Kurze Interpretation des Gedichts

Das Gedicht „Produktion“ von Erich Mühsam ist eine bitter-ironische Reflexion über das schöpferische Dasein – vom biologischen Anfang bis zum künstlerischen Schaffen. In einer Mischung aus Groteske, Sarkasmus und resigniertem Witz setzt Mühsam sich selbst, die Gesellschaft und vor allem das Verhältnis von Kunstproduktion und Kunstrezeption schonungslos der Lächerlichkeit aus.

Im ersten Teil des Gedichts blickt das lyrische Ich auf seine früheste Kindheit zurück. Die überzeichnete Idylle – Ammen, Tanten, Küsse auf den Popo – mündet in eine drastisch komische Pointe: Die „Produktion“ des Kindes ist schlicht das Windeln-Füllen. Diese Ausscheidung wird pflichtbewusst von der Umwelt beseitigt, ohne weiterem Sinn oder bleibendem Wert beigemessen zu werden. Schon hier wird „Produktion“ ironisch als etwas betrachtet, das mehr Last als Leistung ist – flüchtig, entwertet, entsorgt.
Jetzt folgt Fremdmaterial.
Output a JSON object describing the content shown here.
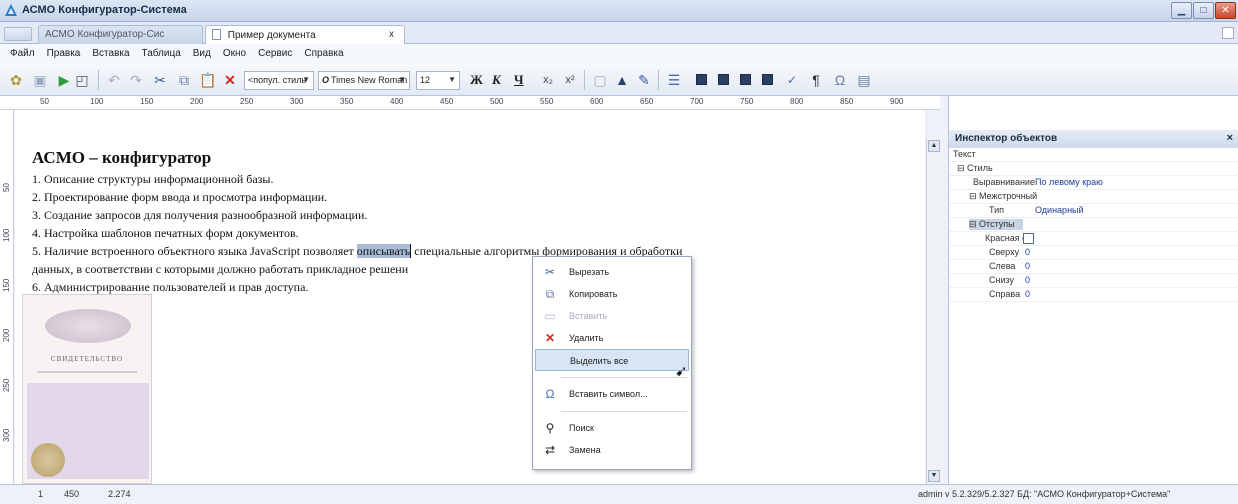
{
  "window": {
    "title": "АСМО Конфигуратор-Система"
  },
  "tabs": [
    {
      "label": "АСМО Конфигуратор-Сис"
    },
    {
      "label": "Пример документа",
      "close": "x"
    }
  ],
  "menu": [
    "Файл",
    "Правка",
    "Вставка",
    "Таблица",
    "Вид",
    "Окно",
    "Сервис",
    "Справка"
  ],
  "toolbar": {
    "style_value": "<попул. стиль",
    "font_value": "Times New Roman",
    "size_value": "12",
    "bold": "Ж",
    "italic": "К",
    "underline": "Ч"
  },
  "ruler": [
    "50",
    "100",
    "150",
    "200",
    "250",
    "300",
    "350",
    "400",
    "450",
    "500",
    "550",
    "600",
    "650",
    "700",
    "750",
    "800",
    "850",
    "900"
  ],
  "vruler": [
    "50",
    "100",
    "150",
    "200",
    "250",
    "300"
  ],
  "document": {
    "heading": "АСМО – конфигуратор",
    "lines": [
      "1. Описание структуры информационной базы.",
      "2. Проектирование форм ввода и просмотра информации.",
      "3. Создание запросов для получения разнообразной информации.",
      "4. Настройка шаблонов печатных форм документов.",
      "данных, в соответствии с которыми должно работать прикладное решени",
      "6. Администрирование пользователей и прав доступа."
    ],
    "line5_before": "5. Наличие встроенного объектного языка JavaScript позволяет ",
    "line5_selected": "описывать",
    "line5_after": " специальные алгоритмы формирования и обработки",
    "certificate_title": "СВИДЕТЕЛЬСТВО"
  },
  "context_menu": {
    "cut": "Вырезать",
    "copy": "Копировать",
    "paste": "Вставить",
    "delete": "Удалить",
    "select_all": "Выделить все",
    "insert_symbol": "Вставить символ...",
    "find": "Поиск",
    "replace": "Замена"
  },
  "inspector": {
    "title": "Инспектор объектов",
    "close": "×",
    "rows": {
      "text": "Текст",
      "style": "Стиль",
      "align_name": "Выравнивание",
      "align_value": "По левому краю",
      "spacing": "Межстрочный",
      "type_name": "Тип",
      "type_value": "Одинарный",
      "indents": "Отступы",
      "first_line": "Красная с",
      "top": "Сверху",
      "top_val": "0",
      "left": "Слева",
      "left_val": "0",
      "bottom": "Снизу",
      "bottom_val": "0",
      "right": "Справа",
      "right_val": "0"
    }
  },
  "status": {
    "page": "1",
    "zoom": "450",
    "position": "2.274",
    "info": "admin  v 5.2.329/5.2.327  БД: \"АСМО Конфигуратор+Система\""
  },
  "colors": {
    "accent": "#1f3f9a",
    "selection": "#a9bcd7",
    "menu_hover": "#d7e5f6"
  }
}
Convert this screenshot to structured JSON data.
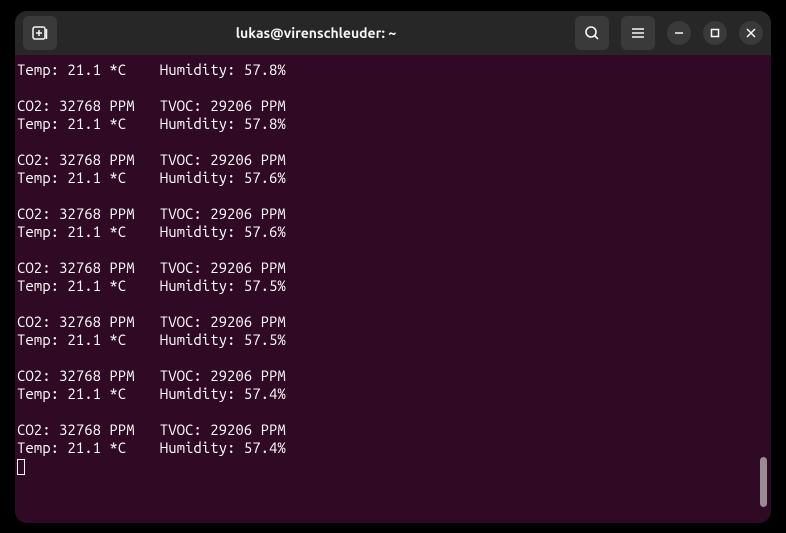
{
  "window": {
    "title": "lukas@virenschleuder: ~"
  },
  "icons": {
    "new_tab": "new-tab",
    "search": "search",
    "menu": "menu",
    "minimize": "minimize",
    "maximize": "maximize",
    "close": "close"
  },
  "terminal": {
    "lines": [
      "Temp: 21.1 *C    Humidity: 57.8%",
      "",
      "CO2: 32768 PPM   TVOC: 29206 PPM",
      "Temp: 21.1 *C    Humidity: 57.8%",
      "",
      "CO2: 32768 PPM   TVOC: 29206 PPM",
      "Temp: 21.1 *C    Humidity: 57.6%",
      "",
      "CO2: 32768 PPM   TVOC: 29206 PPM",
      "Temp: 21.1 *C    Humidity: 57.6%",
      "",
      "CO2: 32768 PPM   TVOC: 29206 PPM",
      "Temp: 21.1 *C    Humidity: 57.5%",
      "",
      "CO2: 32768 PPM   TVOC: 29206 PPM",
      "Temp: 21.1 *C    Humidity: 57.5%",
      "",
      "CO2: 32768 PPM   TVOC: 29206 PPM",
      "Temp: 21.1 *C    Humidity: 57.4%",
      "",
      "CO2: 32768 PPM   TVOC: 29206 PPM",
      "Temp: 21.1 *C    Humidity: 57.4%",
      ""
    ]
  }
}
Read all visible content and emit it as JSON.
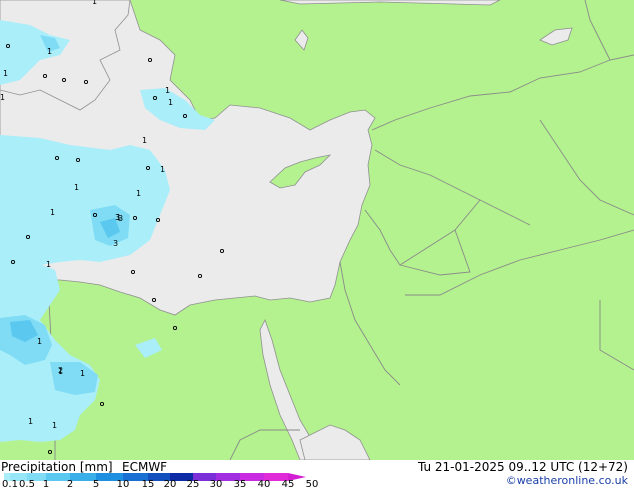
{
  "map": {
    "colors": {
      "land": "#b3f28e",
      "sea": "#ebebeb",
      "borders": "#8a8a8a",
      "coast": "#909090",
      "precip_light": "#aaeefa",
      "precip_mid": "#7fdcf4",
      "precip_heavy": "#5ac8ef"
    },
    "precip_labels": [
      "1",
      "1",
      "1",
      "1",
      "1",
      "1",
      "1",
      "1",
      "1",
      "1",
      "1",
      "1",
      "1",
      "1",
      "1",
      "1",
      "2",
      "3",
      "3",
      "1",
      "1",
      "3"
    ]
  },
  "footer": {
    "title": "Precipitation [mm]",
    "model": "ECMWF",
    "valid_time": "Tu 21-01-2025 09..12 UTC (12+72)",
    "credit": "©weatheronline.co.uk"
  },
  "legend": {
    "ticks": [
      "0.1",
      "0.5",
      "1",
      "2",
      "5",
      "10",
      "15",
      "20",
      "25",
      "30",
      "35",
      "40",
      "45",
      "50"
    ],
    "colors": [
      "#aaeefa",
      "#96e6f7",
      "#7fdcf4",
      "#5ac8ef",
      "#3aaee8",
      "#1f8fe0",
      "#1a6fd2",
      "#1450bd",
      "#0c2aa3",
      "#7a2fd8",
      "#a32de0",
      "#c82be2",
      "#e02bd8",
      "#d31fd3"
    ]
  }
}
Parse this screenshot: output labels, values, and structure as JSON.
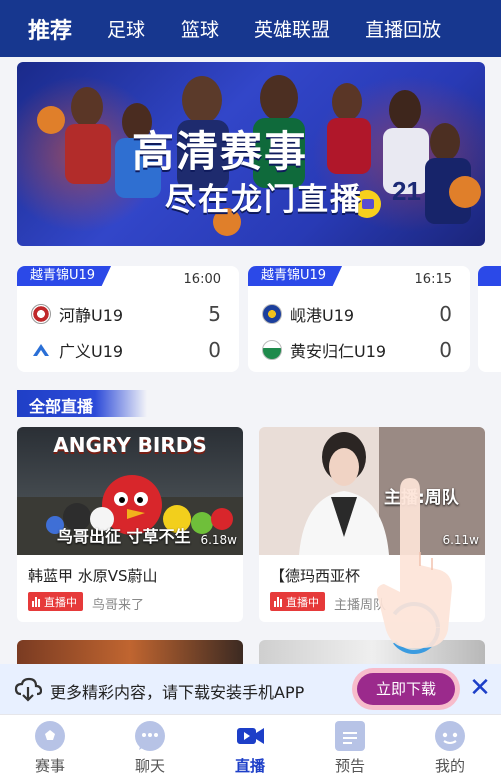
{
  "top_nav": {
    "tabs": [
      {
        "label": "推荐",
        "active": true
      },
      {
        "label": "足球"
      },
      {
        "label": "篮球"
      },
      {
        "label": "英雄联盟"
      },
      {
        "label": "直播回放"
      }
    ],
    "background": "#17378f"
  },
  "banner": {
    "title_line1": "高清赛事",
    "title_line2": "尽在龙门直播"
  },
  "matches": [
    {
      "league": "越青锦U19",
      "time": "16:00",
      "home": {
        "name": "河静U19",
        "score": "5"
      },
      "away": {
        "name": "广义U19",
        "score": "0"
      }
    },
    {
      "league": "越青锦U19",
      "time": "16:15",
      "home": {
        "name": "岘港U19",
        "score": "0"
      },
      "away": {
        "name": "黄安归仁U19",
        "score": "0"
      }
    }
  ],
  "section": {
    "title": "全部直播"
  },
  "live_streams": [
    {
      "thumb_caption": "鸟哥出征 寸草不生",
      "viewers": "6.18w",
      "thumb_brand": "ANGRY BIRDS",
      "title": "韩蓝甲 水原VS蔚山",
      "status": "直播中",
      "author": "鸟哥来了"
    },
    {
      "thumb_caption": "主播:周队",
      "viewers": "6.11w",
      "title": "【德玛西亚杯",
      "status": "直播中",
      "author": "主播周队"
    }
  ],
  "download_bar": {
    "message": "更多精彩内容，请下载安装手机APP",
    "button_label": "立即下载",
    "close_symbol": "✕"
  },
  "bottom_nav": {
    "items": [
      {
        "label": "赛事",
        "icon": "soccer-ball-icon"
      },
      {
        "label": "聊天",
        "icon": "chat-bubble-icon"
      },
      {
        "label": "直播",
        "icon": "video-camera-icon",
        "active": true
      },
      {
        "label": "预告",
        "icon": "calendar-icon"
      },
      {
        "label": "我的",
        "icon": "profile-icon"
      }
    ]
  },
  "colors": {
    "accent_blue": "#1d3fc8",
    "live_red": "#e63a3a",
    "download_button": "#9b2a8c"
  }
}
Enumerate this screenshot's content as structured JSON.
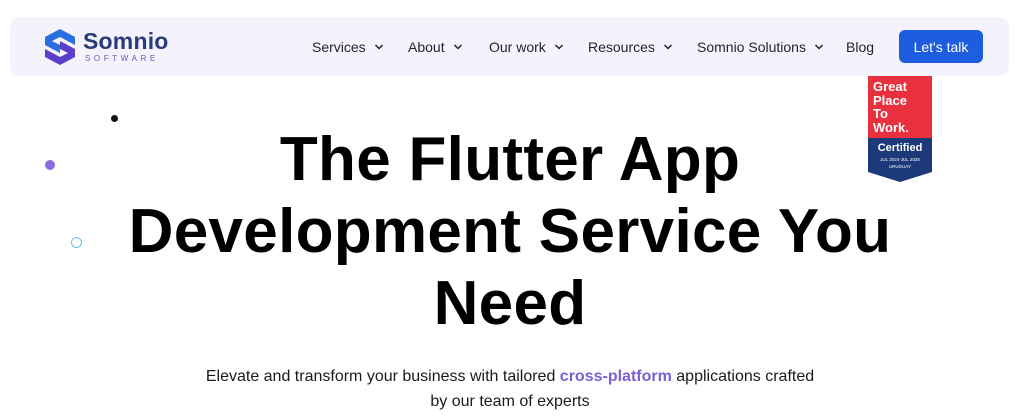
{
  "brand": {
    "name": "Somnio",
    "tagline": "SOFTWARE",
    "colors": {
      "primary": "#2b3a7a",
      "accent": "#6a55c4",
      "cta": "#1e5de0"
    }
  },
  "nav": {
    "items": [
      {
        "label": "Services",
        "has_dropdown": true
      },
      {
        "label": "About",
        "has_dropdown": true
      },
      {
        "label": "Our work",
        "has_dropdown": true
      },
      {
        "label": "Resources",
        "has_dropdown": true
      },
      {
        "label": "Somnio Solutions",
        "has_dropdown": true
      },
      {
        "label": "Blog",
        "has_dropdown": false
      }
    ],
    "cta_label": "Let's talk"
  },
  "badge": {
    "lines": [
      "Great",
      "Place",
      "To",
      "Work."
    ],
    "certified": "Certified",
    "dates": "JUL 2024-JUL 2025",
    "country": "URUGUAY",
    "colors": {
      "top": "#e8303f",
      "bottom": "#1c3a7a"
    }
  },
  "hero": {
    "title_lines": [
      "The Flutter App",
      "Development Service You",
      "Need"
    ],
    "subtitle_before": "Elevate and transform your business with tailored ",
    "subtitle_highlight": "cross-platform",
    "subtitle_after": " applications crafted",
    "subtitle_line2": "by our team of experts"
  }
}
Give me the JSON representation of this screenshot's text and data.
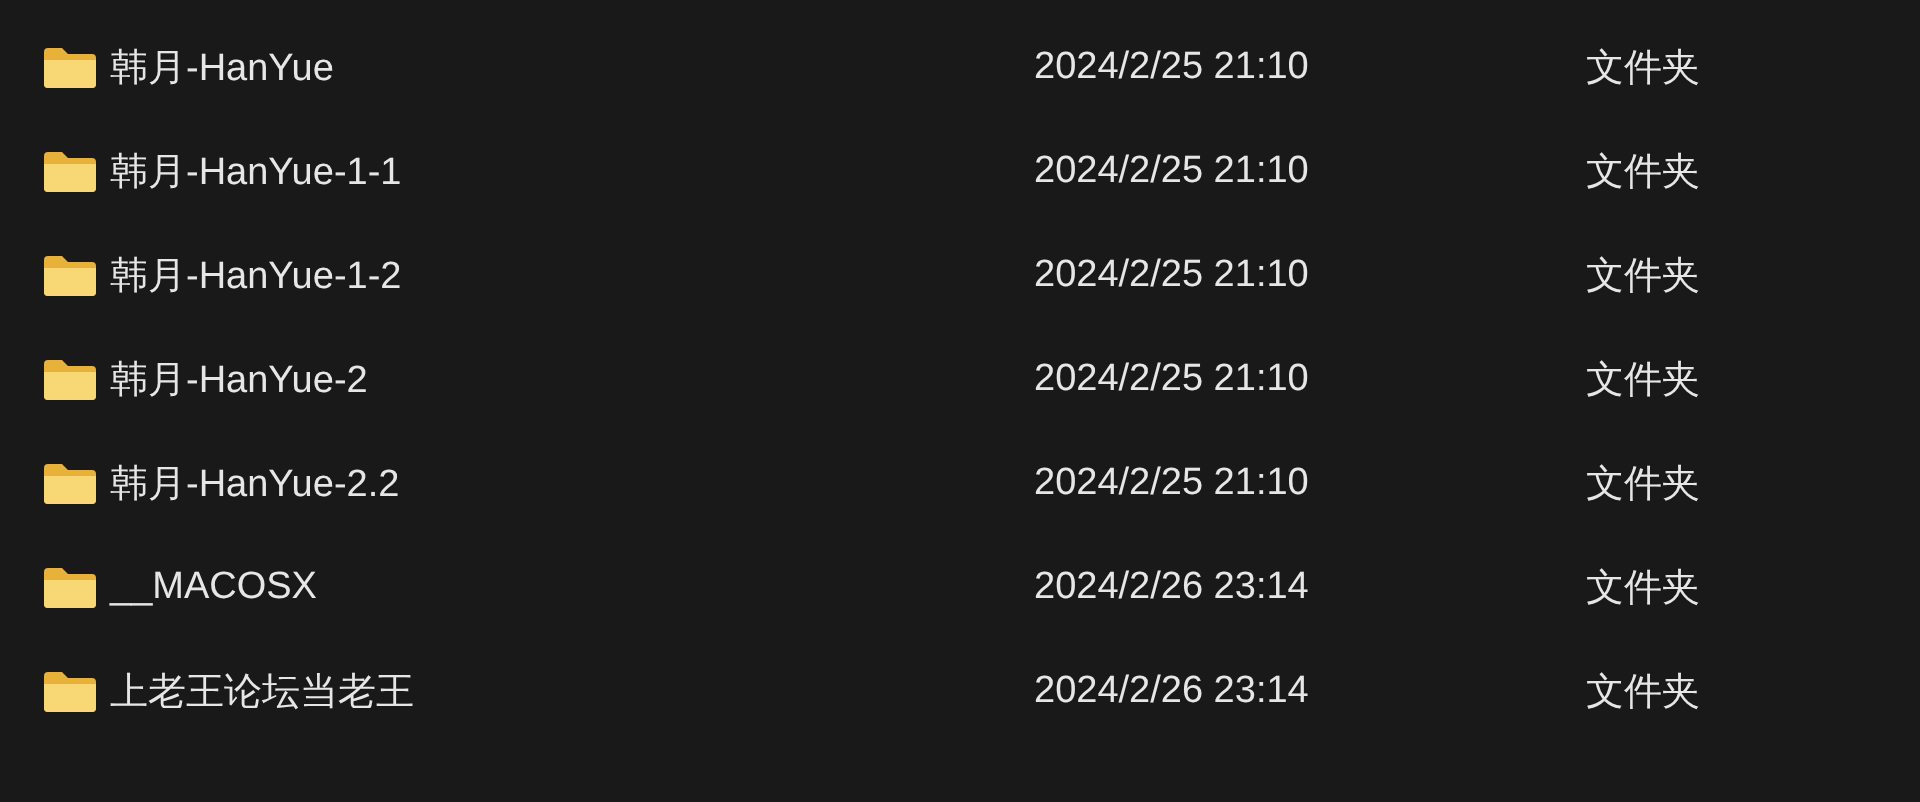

Der zweite Teil führt den Gedankengang fort, indem Mühsam die Parallele zur künstlerischen Tätigkeit zieht. Aus dem Kind wird ein Dichter, doch auch seine „Produktion“ – das Schreiben, das kreative Ringen – wird letztlich entwertet. Zwar stehen nun „Hinzen und Kunzen“ ehrfürchtig um ihn herum, doch ihre Erwartungen bleiben hohl, ihre Rezeption oberflächlich. Der Dichter liefert mühsam seine Werke ab, doch diese landen – wie einst die Windelinhalte – im geistigen Abfluss: Sie werden „verschmalzen, dann vertrocknen und verwässern“.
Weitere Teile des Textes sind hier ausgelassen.